The once ubiquitous music storage device, the milk crate, for instance, is rendered obsolete as one upgrades their music from vinyl to MP3. That, in turn, creates a lot of empty milk crates. In a gesture of reclamation, Olson has created Monuments to DJ Culture #2 (2009), a large sculpture featuring a palette of milk crates painted gold – “Fort Knox style” – and then framed within the walls of the art museum as Sol Lewitt-esque grid sculptures.
Similarly, the ongoing Time Capsules series of sculptures applies the same strategy to another form of forgotten media storage – the cassette tape – painting the cassettes in gaudy, solid gold paint and again referencing a lineage of minimalist sculpture. However, whereas Lewitt, Donald Judd and their Minimalist compatriots were interested in, amongst other themes, the endless, standardized seriality of industrial-scale production, Olson’s works ironically applies this language to the endless glut of minimally designed garbage mounting in the wake of technological progress.
In the video Golden Oldies (2006), Olson tries to combine a potpourri of electronic media from different generations of technologies, eventually creating a mess. Despite her best attempts to “instigate communication” between the devices, it is impossible and ultimately frustratingly sad to see the detritus of her efforts pile up in direct correlation with her efforts to somehow organize the machines. For this exhibition, Olson will embed the video in an old boombox to create a monitor/sculpture hybrid.

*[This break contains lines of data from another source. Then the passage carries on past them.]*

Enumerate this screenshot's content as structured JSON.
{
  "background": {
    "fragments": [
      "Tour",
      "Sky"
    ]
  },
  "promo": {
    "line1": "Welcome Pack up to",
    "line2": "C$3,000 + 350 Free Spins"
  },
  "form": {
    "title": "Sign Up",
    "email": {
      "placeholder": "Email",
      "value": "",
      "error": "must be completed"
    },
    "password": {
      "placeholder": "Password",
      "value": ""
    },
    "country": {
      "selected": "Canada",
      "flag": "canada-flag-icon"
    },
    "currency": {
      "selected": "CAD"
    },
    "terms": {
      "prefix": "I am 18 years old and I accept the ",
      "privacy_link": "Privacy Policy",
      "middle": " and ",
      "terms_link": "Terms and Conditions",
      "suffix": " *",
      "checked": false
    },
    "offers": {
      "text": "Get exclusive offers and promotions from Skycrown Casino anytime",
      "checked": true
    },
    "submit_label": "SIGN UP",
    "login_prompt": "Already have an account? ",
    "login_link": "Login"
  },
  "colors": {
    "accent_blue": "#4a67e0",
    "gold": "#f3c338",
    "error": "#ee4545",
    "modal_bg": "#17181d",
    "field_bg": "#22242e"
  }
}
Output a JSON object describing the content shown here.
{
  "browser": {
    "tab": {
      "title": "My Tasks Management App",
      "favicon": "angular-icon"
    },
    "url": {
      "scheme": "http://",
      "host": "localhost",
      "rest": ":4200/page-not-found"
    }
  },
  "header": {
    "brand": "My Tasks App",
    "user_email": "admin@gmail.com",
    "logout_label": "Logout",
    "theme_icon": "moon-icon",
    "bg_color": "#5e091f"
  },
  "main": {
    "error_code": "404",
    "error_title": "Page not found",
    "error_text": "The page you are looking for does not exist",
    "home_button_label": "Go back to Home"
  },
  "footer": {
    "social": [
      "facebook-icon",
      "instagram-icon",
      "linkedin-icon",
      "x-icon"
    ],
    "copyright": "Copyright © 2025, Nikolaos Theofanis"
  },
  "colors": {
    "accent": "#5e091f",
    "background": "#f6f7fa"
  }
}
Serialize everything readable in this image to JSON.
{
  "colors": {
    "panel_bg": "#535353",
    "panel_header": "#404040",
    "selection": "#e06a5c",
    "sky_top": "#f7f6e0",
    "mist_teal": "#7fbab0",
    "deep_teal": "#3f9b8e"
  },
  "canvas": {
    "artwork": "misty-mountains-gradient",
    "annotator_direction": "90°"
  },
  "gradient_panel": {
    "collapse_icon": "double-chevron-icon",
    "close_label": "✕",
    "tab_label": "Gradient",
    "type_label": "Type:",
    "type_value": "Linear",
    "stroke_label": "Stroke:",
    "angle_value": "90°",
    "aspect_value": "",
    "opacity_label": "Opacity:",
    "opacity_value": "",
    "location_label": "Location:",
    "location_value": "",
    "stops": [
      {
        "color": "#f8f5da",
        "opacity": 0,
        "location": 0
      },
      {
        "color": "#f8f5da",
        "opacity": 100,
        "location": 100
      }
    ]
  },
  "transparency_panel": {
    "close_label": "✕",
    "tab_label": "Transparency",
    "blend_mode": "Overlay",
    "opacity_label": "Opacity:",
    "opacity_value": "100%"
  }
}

As in Golden Oldies, the video Dark Stars (2006), attempts to “instigate communication” between different generations of technologies (in this case, a contemporary computer and original Nintendo video game system). We see a digital image of Andy Warhol and Jean-Michel Basquiat transposed into a video game tutorial prompting the user to “make this star disappear” or “make this star barely visible.” As Olson describes it, the video “alludes to the shared vocabulary of celestial and pop stardom, and the synchronized death of stars and recording media.” For Noise Pollution, Olson will be embedding the Dark Stars video into a VCR, again reclaiming an obsolete media technology as a form of museum-ready quasi-minimalist sculpture. For the first time, all of the approximately 2,000 and counting images of the ongoing IMG_FAN found Internet image archive will be installed in a gallery space. In the case of these images, the pollution is more informational than environmental (although by taking up server space, the images are creating a carbon footprint). Since January, 2006, Olson has been seeking out those seemingly banal images that appear in blog posts, spam advertising or news items. She is extending their life span and accounting for new typologies of Internet-specific images. Lastly, the ongoing Monitor Tracings series depicts framed drawings of obsolete technologies (walkmen, old telephones, Nintendos) traced from images projected onto the screen of contemporary computer monitors. In these pieces, Olson is again combining different generations of technology and referencing the history of media change involving those instruments like the camera obscura, slide projector and overhead projector that have assisted artists in creating mimetic works.